Nicht alles, was Felix Pitscheneder ausstellt, ist monochrom: Der Corona-Pandemie - erkennbar an der Maske - gewinnt er auch seine bunten Seiten ab.
Nicht alles, was Felix Pitscheneder ausstellt, ist monochrom: Der Corona-Pandemie - erkennbar an der Maske - gewinnt er auch seine bunten Seiten ab. (Foto: Nila Thiel)

Den weitaus größten Teil der Ausstellung aber machen die Papierarbeiten aus, die seit etwa einem Jahr ebenfalls in Schwarz-Weiß mit Tusche und Ölkreide entstehen. Insgesamt gibt es davon mittlerweile mehr als dreihundert Blätter, alle im gleichen Format. Obwohl Pitscheneder davon nur eine Auswahl präsentiert, sind die Wände des großen Ausstellungsraums fast vollständig bedeckt. "Ich kann einfach überhaupt nicht absehen, wem was gefällt", sagt er. Deshalb wolle er so viel wie möglich zeigen.
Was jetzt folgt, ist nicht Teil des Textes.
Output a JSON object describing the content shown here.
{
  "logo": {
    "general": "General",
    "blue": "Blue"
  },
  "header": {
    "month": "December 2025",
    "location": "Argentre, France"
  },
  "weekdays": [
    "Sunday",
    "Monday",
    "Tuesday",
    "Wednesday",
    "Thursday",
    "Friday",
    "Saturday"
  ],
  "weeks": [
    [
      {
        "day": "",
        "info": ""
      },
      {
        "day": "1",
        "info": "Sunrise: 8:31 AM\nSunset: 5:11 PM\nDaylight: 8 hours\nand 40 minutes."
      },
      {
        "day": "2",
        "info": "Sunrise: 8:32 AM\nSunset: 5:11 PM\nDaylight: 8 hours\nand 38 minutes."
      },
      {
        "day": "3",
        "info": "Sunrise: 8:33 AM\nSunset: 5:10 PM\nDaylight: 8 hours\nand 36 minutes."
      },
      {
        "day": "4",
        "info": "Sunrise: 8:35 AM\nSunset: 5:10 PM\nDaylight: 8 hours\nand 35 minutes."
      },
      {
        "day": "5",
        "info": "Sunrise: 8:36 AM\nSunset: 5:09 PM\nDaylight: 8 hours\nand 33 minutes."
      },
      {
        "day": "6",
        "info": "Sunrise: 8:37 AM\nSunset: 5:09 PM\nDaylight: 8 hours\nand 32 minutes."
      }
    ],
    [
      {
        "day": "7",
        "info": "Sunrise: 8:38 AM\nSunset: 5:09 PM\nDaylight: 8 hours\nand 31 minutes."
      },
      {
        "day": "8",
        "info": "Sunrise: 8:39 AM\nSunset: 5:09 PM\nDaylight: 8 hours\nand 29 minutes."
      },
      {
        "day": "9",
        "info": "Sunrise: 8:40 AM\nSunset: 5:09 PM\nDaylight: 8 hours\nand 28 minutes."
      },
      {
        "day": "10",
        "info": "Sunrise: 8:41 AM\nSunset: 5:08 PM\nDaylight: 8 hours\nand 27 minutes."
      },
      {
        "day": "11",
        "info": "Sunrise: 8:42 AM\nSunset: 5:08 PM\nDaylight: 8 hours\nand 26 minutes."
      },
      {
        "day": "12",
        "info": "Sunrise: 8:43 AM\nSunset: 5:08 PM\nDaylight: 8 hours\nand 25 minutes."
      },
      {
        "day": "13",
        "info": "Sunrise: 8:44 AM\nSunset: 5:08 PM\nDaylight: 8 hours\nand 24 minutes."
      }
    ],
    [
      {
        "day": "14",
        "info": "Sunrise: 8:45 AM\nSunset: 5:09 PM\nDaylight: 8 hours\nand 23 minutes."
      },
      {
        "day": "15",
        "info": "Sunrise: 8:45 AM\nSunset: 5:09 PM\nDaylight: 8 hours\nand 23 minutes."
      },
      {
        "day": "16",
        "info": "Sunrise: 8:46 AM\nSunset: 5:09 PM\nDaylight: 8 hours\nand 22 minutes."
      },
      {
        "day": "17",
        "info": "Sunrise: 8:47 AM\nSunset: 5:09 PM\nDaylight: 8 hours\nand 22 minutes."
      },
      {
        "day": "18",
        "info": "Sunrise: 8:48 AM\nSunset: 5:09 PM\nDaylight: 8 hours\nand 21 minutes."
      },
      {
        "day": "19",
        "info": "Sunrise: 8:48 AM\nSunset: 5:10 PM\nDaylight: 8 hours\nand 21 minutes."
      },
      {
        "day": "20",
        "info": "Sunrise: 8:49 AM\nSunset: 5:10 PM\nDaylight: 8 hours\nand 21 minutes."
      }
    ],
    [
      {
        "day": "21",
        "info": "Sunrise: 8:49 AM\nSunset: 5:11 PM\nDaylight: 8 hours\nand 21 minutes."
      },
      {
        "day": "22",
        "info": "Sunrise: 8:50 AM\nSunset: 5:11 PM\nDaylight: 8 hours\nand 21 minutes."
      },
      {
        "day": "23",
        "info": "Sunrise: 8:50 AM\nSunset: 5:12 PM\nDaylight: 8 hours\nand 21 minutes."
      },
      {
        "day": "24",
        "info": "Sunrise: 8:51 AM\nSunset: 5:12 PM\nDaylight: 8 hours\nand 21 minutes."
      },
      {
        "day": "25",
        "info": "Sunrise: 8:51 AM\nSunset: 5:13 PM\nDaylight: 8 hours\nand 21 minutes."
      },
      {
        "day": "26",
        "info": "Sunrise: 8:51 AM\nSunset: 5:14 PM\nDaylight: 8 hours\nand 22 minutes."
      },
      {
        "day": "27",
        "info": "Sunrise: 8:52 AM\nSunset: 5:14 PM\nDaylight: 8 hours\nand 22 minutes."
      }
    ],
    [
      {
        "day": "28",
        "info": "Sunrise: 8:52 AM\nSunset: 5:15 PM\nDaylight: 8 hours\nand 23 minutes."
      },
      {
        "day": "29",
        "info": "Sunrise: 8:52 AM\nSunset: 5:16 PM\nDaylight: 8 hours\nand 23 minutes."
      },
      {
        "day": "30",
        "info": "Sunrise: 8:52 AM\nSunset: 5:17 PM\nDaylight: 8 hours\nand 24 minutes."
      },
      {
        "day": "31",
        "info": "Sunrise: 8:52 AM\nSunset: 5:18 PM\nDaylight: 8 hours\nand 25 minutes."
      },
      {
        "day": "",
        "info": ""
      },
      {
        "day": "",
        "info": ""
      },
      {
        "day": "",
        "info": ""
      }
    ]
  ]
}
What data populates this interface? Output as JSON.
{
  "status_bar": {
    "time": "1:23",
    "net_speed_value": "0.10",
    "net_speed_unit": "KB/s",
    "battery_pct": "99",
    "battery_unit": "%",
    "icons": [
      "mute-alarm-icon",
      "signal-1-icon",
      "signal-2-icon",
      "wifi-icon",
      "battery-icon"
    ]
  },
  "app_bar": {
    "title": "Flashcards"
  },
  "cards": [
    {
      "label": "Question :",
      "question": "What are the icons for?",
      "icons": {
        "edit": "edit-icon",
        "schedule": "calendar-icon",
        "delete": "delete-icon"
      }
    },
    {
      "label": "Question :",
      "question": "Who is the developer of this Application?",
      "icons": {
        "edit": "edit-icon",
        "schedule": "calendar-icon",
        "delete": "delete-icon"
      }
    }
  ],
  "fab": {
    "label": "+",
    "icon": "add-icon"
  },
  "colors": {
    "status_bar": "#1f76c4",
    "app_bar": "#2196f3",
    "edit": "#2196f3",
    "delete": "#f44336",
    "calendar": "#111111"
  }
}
Ostern lässt grüßen: Ein Hase?
Ostern lässt grüßen: Ein Hase? (Foto: Nila Thiel)

Für seine Figurenzeichnungen hat Pitscheneder, der zwar als Künstler Quereinsteiger ist, als Gestalter jedoch durchaus über Erfahrung verfügt, eine Vorgehensweise entwickelt, bei der er Zufall, Unbewusstes und gestalterischen Impuls kombiniert: Er bringt zunächst eine größere Menge schwarzer Tusche auf das Papier auf und lässt den dabei entstandenen Fleck oder die Farbspur trocknen, bevor er diese Form zu einer Kreidezeichnung weiterentwickelt. Meist ergeben sich dabei Figuren und schließlich eine kleine Bilderzählung. Und meistens offenbart das, was auf den zunächst vielleicht niedlich aussieht, auf den zweiten Blick etwas Hinter- und manchmal auch Abgründiges.

Dem langohrigen Hasen wächst eine Figur aus dem Kopf, die ihm dann mit dem Hammer einen Nagel ins Hasenohr treibt. Die putzige Figur mit der Zipfelmütze erinnert an einen freundlichen Schneemann, der aber ein Messer in der Hand hat, von dem das Blut tropft. Merkwürdige Kopfformen, deformierte Körper und seltsame Begegnungen zwischen Tier und Mensch bestimmen diese Porträts, die aus dem Unterbewusstsein des Künstlers kommen. Sie mögen technisch nicht perfekt sein - harmlos sind sie jedoch keinesfalls.

Die Ausstellung "Portraits from the Subconscious" im Blauen Haus in Dießen, Prinz-Ludwig-Straße 23, ist noch bis zum 14. April täglich von 14 bis 18 Uhr geöffnet.